July 2019: 3rd best month yet

Boris is bashing the pound, Trump is bashing the global economy. Who’d invest in anything, in this environment?

Well, when the Brexiteers pummel the pound, us globally diversified investors tend to do alright – provided we measure our progress in pounds! And FTSE-100 does alright too. This month was no exception; the GBP fell over 4% versus the USD, and FTSE rose over 2% partly as a consequence.

Bonds went up too, particularly in Europe (inc UK, obvs) – for reasons I’m not sure about.

Elsewhere was a bit more of a mixed bag – Oz equities steamed ahead, European/Asian equities sagged, the US shuffled forward.

Currency movements alone moved the markets I’m in up 2.7%, in GBP terms. Though the UK FTSE rose over 2%, my UK equity weighting is relatively low, so the diversified markets I’m in rose ‘only’ 1.1% in their local currencies during July (more thanks to bonds, than equities!). Combining the two effects means my market benchmark was a gain of 3.9% in July. Such months don’t happen often.

For the record, and despite my ‘what am I doing? nothing’ post a couple of weeks ago, I have made a very tiny tweak to my portfolio allocation – to reduce my target equities exposure by 1% (93% ->92%, UK equities 24%->23%), and my gearing by 1% of the portfolio (i.e. a relative drop of almost 10%, from 13% to 12%).

How did I do, with markets rising almost 4%? In fact my unitised return was a gain of 4.8%, in one month. That’s the third best month since I started tracking monthly gains, 67 months ago.

World equity markets have risen almost a quarter this year so far (see chart below).

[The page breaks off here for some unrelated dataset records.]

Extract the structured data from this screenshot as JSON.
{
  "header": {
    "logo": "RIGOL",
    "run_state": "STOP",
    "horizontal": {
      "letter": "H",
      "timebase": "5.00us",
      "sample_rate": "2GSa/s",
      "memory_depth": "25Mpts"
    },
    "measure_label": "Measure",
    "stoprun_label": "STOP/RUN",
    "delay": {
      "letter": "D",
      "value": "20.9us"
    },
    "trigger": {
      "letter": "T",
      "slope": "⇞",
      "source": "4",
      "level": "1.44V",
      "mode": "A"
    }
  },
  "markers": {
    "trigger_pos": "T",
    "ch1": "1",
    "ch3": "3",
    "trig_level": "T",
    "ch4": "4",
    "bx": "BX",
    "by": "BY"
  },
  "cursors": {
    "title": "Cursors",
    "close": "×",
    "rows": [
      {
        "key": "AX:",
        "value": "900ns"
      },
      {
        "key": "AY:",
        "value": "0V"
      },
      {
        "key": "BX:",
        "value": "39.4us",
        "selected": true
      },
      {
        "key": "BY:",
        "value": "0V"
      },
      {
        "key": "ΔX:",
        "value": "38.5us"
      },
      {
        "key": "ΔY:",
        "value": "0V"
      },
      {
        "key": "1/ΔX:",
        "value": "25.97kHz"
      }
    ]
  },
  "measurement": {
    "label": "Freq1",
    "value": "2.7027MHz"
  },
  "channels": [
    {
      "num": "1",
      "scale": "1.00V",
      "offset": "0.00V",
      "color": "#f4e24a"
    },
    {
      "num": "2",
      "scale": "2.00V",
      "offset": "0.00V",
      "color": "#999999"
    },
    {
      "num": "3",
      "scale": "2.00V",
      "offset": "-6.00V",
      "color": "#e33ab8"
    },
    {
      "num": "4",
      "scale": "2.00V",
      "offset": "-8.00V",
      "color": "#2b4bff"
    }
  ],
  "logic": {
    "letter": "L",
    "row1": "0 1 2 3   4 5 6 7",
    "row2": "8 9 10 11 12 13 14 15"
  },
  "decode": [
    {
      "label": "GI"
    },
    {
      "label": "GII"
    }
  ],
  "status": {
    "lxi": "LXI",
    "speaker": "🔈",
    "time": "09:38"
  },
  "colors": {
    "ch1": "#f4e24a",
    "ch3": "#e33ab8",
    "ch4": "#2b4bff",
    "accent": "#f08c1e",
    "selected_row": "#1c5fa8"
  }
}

The US global bond aggregate has risen 12% too. What a year to be alive.

Performance chart of VWRL from 1 Jan 2019 to 31 July 2019

5 thoughts on “July 2019: 3rd best month yet”

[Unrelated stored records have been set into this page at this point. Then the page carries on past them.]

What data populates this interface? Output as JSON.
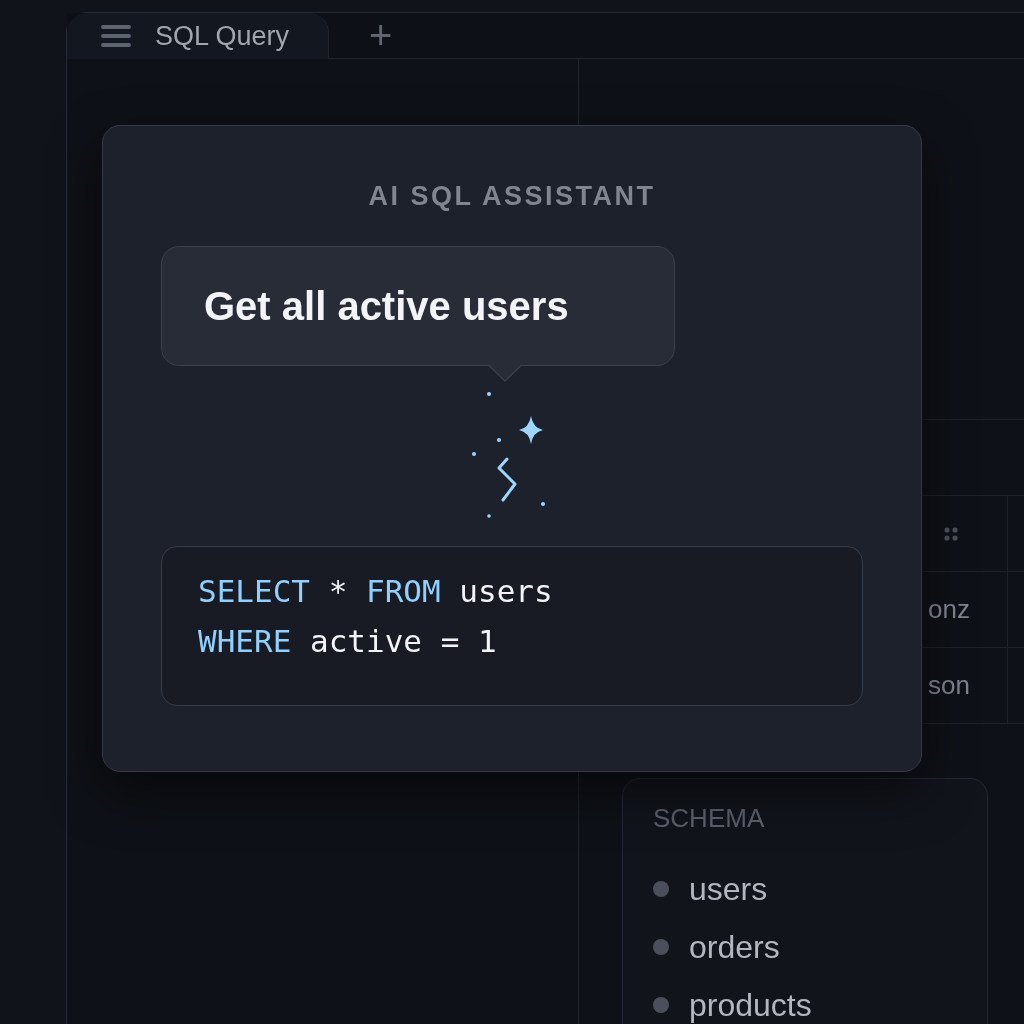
{
  "tabs": [
    {
      "label": "SQL Query",
      "selected": true
    }
  ],
  "add_tab": {
    "label": "+"
  },
  "results": {
    "rows": [
      {
        "cell": "onz"
      },
      {
        "cell": "son"
      }
    ]
  },
  "schema": {
    "title": "SCHEMA",
    "items": [
      {
        "name": "users"
      },
      {
        "name": "orders"
      },
      {
        "name": "products"
      }
    ]
  },
  "assistant": {
    "title": "AI SQL ASSISTANT",
    "prompt": "Get all active users",
    "code": [
      [
        {
          "kind": "keyword",
          "text": "SELECT"
        },
        {
          "kind": "plain",
          "text": " * "
        },
        {
          "kind": "keyword",
          "text": "FROM"
        },
        {
          "kind": "plain",
          "text": " users"
        }
      ],
      [
        {
          "kind": "keyword",
          "text": "WHERE"
        },
        {
          "kind": "plain",
          "text": " active = 1"
        }
      ]
    ]
  }
}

  1. The problem is those nice returns are not happening for the right reasons. First, you’ve got positive returns from a weaker GBP. Yes, your foreign assets grow in size but what about your liabiltiies? Once you measure your net worth in a hard currency (say the USD) things don’t look half as pretty.

    Second, why are those bonds rallying so hard? A bond market rallying (and the yield curve flattening) means lower inflation expectations and lower real yields. German 10-year bonds yield -0.50%, the 30-year -0.01%. The market is saying the average rate for the next 30y will be zero. That means secular stagnation, ‘Japanification’. Low growth forever. Yes, you get a positive return now, but all you’ve done is PV upfront the gains for the next 30 years. That ain’t anything to be happy about.

    Third, the stockmarket. Are these returns coming from great earnings, higher growth or higher productivity? Absolutely not. It’s coming from lower expectations for policy rates from the Fed, ECB, BoE, BoJ (and they are cutting because they are worried about global trade and sentiment) and the end of QT and possibly more QE. So short-term, yes, the stockmarket junkie gets another hit of stimulus to keep the high going. But, honestly, how is that going to end? Equities are also just another asset getting that tailwind from lower long-dated bond yields. Those long-term discount factors are not just going to 1, some are now above 1! This means a Euro in 10 years time is worth more than a Euro now. More PVing upfront of the next few decades of returns.

    Liked by 1 person

    1. a very gloomy view, I must say, @ZX48k! But yes I see your logic. But Moore’s law hasn’t disappeared entirely either and so economic progress will continue, somewhere, at some price. Japanification will not become a global permanent phenomenon.

      Like

    2. The suggestion that markets price 30 years at a zero return, is not exactly telling us much about the next 30 years….it tells me a lot about the mood now.

      1981, 30 year bond yields told me nothing about what the next 30 years would be like ! It told you a lot about the mood though.

      Liked by 1 person

  2. @ZX

    What does your portfolio look like in light of the above situation? How are you investing new money?

    Would you borrow (or short) to invest given that interest is close to zero for 10/20/30 years?

    The world seems to have gone mad and I’m interested in risk management and also profiting for the situation if at all possible.